The reintroduction is designed to boost the island’s dwindling and inbred wolf population, which since 2016 was down to the last two, according to John Vucetich, Ph.D., the Michigan Technological University (MTU) ecologist who leads the continuing study of wolf and moose populations — predators and prey — on Isle Royale. The study has been tracking fluctuations in numbers of wolves and moose on the island since 1958, and documenting the considerable impact that a small population of predators has on a much larger population of prey, and how that affects the overall island ecosystem, especially Isle Royale’s balsam fir forest. Moose rely on balsam fir for up to half of their wintertime diet, he said, so without wolves to keep their numbers down, the moose could do so much damage that the trees could soon disappear from much of the island.

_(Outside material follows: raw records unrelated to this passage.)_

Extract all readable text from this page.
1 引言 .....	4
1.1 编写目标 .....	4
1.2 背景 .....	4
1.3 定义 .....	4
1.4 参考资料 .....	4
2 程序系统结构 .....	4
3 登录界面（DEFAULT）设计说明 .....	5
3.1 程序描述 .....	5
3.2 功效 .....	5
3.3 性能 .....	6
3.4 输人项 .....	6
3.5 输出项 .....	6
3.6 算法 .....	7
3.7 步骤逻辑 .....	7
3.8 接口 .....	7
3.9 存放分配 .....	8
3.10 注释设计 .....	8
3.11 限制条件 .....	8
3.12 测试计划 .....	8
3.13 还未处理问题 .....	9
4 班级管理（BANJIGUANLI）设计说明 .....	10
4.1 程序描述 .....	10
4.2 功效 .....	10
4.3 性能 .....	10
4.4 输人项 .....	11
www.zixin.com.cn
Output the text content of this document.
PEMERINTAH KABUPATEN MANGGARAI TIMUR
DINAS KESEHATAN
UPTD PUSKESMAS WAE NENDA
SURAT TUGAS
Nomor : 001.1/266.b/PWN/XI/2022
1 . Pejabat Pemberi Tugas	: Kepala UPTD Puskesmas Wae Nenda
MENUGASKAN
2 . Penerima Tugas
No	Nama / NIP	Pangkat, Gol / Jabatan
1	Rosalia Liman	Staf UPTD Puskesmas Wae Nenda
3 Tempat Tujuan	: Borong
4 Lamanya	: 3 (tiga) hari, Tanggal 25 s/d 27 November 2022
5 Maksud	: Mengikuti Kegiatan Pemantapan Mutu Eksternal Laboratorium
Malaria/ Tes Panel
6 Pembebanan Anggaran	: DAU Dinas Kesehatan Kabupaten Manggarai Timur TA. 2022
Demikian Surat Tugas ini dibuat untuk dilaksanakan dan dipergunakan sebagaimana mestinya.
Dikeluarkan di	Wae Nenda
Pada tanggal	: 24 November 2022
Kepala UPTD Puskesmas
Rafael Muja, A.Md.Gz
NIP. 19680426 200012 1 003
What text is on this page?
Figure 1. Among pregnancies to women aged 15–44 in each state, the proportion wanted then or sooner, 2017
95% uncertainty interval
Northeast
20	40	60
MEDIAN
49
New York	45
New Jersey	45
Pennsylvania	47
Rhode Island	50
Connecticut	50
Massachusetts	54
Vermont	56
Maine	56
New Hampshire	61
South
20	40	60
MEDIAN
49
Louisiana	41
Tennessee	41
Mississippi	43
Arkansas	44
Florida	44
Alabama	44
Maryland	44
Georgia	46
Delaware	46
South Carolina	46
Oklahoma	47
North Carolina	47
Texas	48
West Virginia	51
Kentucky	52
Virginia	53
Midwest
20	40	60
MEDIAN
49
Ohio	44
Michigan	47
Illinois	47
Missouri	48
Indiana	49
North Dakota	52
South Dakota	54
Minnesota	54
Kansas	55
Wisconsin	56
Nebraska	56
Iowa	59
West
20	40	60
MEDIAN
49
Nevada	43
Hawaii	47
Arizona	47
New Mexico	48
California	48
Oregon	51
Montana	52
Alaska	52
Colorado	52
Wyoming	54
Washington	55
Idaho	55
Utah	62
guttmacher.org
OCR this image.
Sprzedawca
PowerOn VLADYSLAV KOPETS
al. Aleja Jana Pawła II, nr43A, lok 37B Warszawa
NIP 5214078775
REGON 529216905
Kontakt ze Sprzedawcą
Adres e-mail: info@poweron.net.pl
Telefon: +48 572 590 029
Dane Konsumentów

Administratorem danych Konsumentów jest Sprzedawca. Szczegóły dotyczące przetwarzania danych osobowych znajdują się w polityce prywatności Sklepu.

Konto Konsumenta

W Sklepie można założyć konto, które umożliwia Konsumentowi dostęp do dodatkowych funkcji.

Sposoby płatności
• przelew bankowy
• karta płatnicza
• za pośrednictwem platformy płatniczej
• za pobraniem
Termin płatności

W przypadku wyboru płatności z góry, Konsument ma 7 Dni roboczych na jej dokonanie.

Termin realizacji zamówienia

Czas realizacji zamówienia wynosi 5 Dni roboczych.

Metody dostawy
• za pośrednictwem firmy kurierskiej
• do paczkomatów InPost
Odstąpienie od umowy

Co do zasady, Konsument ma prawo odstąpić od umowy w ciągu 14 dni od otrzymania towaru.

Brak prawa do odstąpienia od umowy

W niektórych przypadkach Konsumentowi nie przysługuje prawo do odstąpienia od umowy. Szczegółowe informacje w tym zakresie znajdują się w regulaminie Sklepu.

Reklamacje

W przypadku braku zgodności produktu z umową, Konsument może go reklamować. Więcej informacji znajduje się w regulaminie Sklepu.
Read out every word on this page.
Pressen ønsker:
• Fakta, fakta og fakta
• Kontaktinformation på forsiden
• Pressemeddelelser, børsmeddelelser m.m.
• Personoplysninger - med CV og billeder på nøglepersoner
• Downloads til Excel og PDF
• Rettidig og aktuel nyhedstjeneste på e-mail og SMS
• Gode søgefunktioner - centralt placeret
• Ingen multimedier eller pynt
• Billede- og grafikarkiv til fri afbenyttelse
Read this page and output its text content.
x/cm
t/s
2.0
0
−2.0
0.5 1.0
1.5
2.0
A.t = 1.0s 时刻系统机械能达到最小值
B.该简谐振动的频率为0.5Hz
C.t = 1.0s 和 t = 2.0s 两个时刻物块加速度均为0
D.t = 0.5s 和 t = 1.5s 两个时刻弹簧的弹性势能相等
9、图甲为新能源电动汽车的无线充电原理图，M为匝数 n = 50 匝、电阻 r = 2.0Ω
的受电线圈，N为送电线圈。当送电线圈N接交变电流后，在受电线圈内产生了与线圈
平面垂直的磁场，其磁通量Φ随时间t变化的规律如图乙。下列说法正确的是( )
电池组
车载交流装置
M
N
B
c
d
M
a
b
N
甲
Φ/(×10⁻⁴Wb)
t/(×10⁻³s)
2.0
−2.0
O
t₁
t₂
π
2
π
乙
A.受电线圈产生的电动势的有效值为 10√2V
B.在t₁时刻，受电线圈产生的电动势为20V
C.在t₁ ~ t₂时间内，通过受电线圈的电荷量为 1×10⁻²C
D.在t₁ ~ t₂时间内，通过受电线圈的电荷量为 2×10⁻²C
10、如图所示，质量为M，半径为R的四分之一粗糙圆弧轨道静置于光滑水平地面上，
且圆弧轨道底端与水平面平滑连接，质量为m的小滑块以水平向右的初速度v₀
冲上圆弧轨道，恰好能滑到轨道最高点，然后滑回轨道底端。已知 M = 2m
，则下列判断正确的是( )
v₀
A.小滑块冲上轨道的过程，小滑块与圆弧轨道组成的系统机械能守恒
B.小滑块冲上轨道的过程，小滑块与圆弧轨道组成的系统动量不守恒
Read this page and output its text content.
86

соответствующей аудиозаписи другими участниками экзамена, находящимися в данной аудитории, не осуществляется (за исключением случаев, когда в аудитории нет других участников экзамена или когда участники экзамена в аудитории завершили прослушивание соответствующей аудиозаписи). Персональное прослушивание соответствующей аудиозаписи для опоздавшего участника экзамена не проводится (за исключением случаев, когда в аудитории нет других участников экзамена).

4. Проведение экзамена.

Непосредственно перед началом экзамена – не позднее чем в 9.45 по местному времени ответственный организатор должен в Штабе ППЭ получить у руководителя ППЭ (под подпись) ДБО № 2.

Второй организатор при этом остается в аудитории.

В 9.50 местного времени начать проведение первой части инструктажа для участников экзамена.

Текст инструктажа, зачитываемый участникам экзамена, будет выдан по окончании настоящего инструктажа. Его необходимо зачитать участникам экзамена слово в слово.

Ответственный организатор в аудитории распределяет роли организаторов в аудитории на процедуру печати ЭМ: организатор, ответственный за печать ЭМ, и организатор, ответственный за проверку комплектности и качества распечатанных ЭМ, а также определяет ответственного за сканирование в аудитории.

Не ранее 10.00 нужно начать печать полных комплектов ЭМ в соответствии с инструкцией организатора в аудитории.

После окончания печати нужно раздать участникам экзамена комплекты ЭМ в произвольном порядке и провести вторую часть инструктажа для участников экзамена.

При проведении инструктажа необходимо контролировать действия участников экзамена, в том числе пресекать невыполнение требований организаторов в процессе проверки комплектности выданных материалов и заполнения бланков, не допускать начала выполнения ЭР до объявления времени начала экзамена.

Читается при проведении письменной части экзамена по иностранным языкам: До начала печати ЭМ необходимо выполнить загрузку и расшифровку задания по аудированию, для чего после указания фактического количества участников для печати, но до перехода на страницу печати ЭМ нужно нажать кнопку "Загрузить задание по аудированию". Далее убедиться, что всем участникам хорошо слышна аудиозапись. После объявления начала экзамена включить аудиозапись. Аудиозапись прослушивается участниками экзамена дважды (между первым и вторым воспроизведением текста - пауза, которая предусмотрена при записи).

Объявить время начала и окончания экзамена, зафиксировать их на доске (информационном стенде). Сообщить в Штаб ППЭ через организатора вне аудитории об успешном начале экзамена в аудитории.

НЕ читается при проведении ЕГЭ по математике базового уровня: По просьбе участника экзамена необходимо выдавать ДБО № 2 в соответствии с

So far, the wolf reintroduction is proceeding well and as expected, said Rolf Peterson, Ph.D., who led the MTU wolf-moose study for many years and is now continuing the work in his retirement. Responding via email from a research cabin on Isle Royale, Peterson described a typical fall for the wolves: “Pups should be traveling with the adults by October, and by then wolves will have more to eat as the moose — particularly bulls — become more vulnerable during and after the rut (late September).”
Going forward, the NPS will continue monitoring the wolves as part of its overall five-year reintroduction plan, which includes the option of translocating up to 30 wolves. Of the wolves introduced so far, Romanski remarked, “You hope the best for them and keep your fingers crossed.”